You can use a SearchService command to perform a background
crawl of the Search seedlists without creating a Search index.
About this task
The SearchService.startBackgroundCrawl command allows you
to crawl the application seedlists and save those seedlists to a specified
location. You might want to use this command if you are experiencing
issues with crawling and you want to verify that the crawling process
is completing successfully.
Procedure
To perform a background crawl of the Search seedlists,
complete the following steps.
-
Start the wsadmin client from one of the following directories on the system on which you
installed the Deployment Manager:
Linux: app_server_root\profiles\dm_profile_root\bin
Windows:
app_server_root/profiles/dm_profile_root/bin
where
app_server_root is the WebSphere®
Application Server installation directory and
dm_profile_root is the Deployment
Manager profile directory, typically dmgr01.
You must start the client from this directory or
subsequent commands that you enter do not execute correctly.

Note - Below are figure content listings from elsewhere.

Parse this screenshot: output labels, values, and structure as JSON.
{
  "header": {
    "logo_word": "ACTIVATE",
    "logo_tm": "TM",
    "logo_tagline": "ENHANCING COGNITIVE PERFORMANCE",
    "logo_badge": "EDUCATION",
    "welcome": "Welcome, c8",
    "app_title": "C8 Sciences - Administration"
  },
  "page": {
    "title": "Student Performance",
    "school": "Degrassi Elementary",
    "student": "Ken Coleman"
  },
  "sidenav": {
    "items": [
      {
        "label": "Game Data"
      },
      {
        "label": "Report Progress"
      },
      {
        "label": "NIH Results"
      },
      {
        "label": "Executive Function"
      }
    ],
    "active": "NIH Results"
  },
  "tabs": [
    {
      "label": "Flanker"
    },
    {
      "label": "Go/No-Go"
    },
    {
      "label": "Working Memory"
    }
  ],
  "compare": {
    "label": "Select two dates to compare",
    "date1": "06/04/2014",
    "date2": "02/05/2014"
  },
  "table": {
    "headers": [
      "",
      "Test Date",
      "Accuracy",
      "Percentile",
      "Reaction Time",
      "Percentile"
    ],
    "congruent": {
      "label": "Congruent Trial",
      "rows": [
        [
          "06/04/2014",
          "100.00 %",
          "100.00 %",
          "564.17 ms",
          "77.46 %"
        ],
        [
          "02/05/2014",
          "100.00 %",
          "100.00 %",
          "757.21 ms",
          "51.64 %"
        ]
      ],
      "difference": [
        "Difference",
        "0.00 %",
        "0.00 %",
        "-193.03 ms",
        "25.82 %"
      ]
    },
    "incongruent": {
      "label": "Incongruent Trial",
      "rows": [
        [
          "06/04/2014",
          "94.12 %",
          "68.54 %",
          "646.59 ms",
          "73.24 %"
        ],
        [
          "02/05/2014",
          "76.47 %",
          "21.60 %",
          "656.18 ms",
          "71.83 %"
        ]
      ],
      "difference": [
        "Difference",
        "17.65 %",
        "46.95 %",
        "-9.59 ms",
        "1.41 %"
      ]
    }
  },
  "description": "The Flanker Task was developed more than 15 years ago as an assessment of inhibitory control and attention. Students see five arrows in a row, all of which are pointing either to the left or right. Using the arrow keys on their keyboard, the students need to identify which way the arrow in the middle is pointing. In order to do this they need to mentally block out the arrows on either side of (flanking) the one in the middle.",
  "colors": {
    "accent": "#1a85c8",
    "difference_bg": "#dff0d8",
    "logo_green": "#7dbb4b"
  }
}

- After the wsadmin command environment
has initialized, enter the following command to initialize the Search
environment and start the Search script interpreter:
execfile("searchAdmin.py")
If prompted to specify a service to connect to, type 1 to pick
the first node in the list. Most commands can run on any node. If
the command writes or reads information to or from a file using a
local file path, you must pick the node where the file is stored.
When
the command is run successfully, the following message displays:
Search Administration initialized
- Enter the following command:
- SearchService.startBackgroundCrawl(String persistenceLocation,
String components)
Crawls the seedlists for the specified applications and then
saves the seedlists to the specified location. This command does not
build an index.
The command takes the following parameters:
- persistenceLocation
- A string that specifies the path to which the seedlists are to
be saved.
- components
- A string that specifies the applications whose seedlists are to be crawled. The following values
are valid:
- activities
- all_configured
- blogs
- calendar
- communities
- dogear
- ecm_files
- files
- forums
- people_finder
- profiles
- status_updates
- wikis
Use all_configured instead of listing all indexable services when you want to crawl all the
applications.
For example:
SearchService.startBackgroundCrawl("/opt/IBM/Connections/backgroundCrawl",
"activities, forums, communities, wikis")
What to do next
After completing a background crawl, perform one of the following
options:
- Extract file content. For more information, see Extracting
file content.
- Create a background index. For more information, see Creating
a background index.
- Create a foreground index. For more information, see Recreating
the Search index.
If you want to create a foreground index,
copy the persisted seedlists from the persistence location that you
specified when you used the startBackgroundIndex command to the CRAWLER_PAGE_PERSISTENCE_DIR
directory on the node that is doing the indexing.
In a multi-node
system, you might want to copy the seedlists to the CRAWLER_PAGE_PERSISTENCE_DIR
directory on all nodes. Alternatively, you can set the CRAWLER_PAGE_PERSISTENCE_DIR
variable to a network location and copy the persisted seedlists from
the persistence location you specified to that location.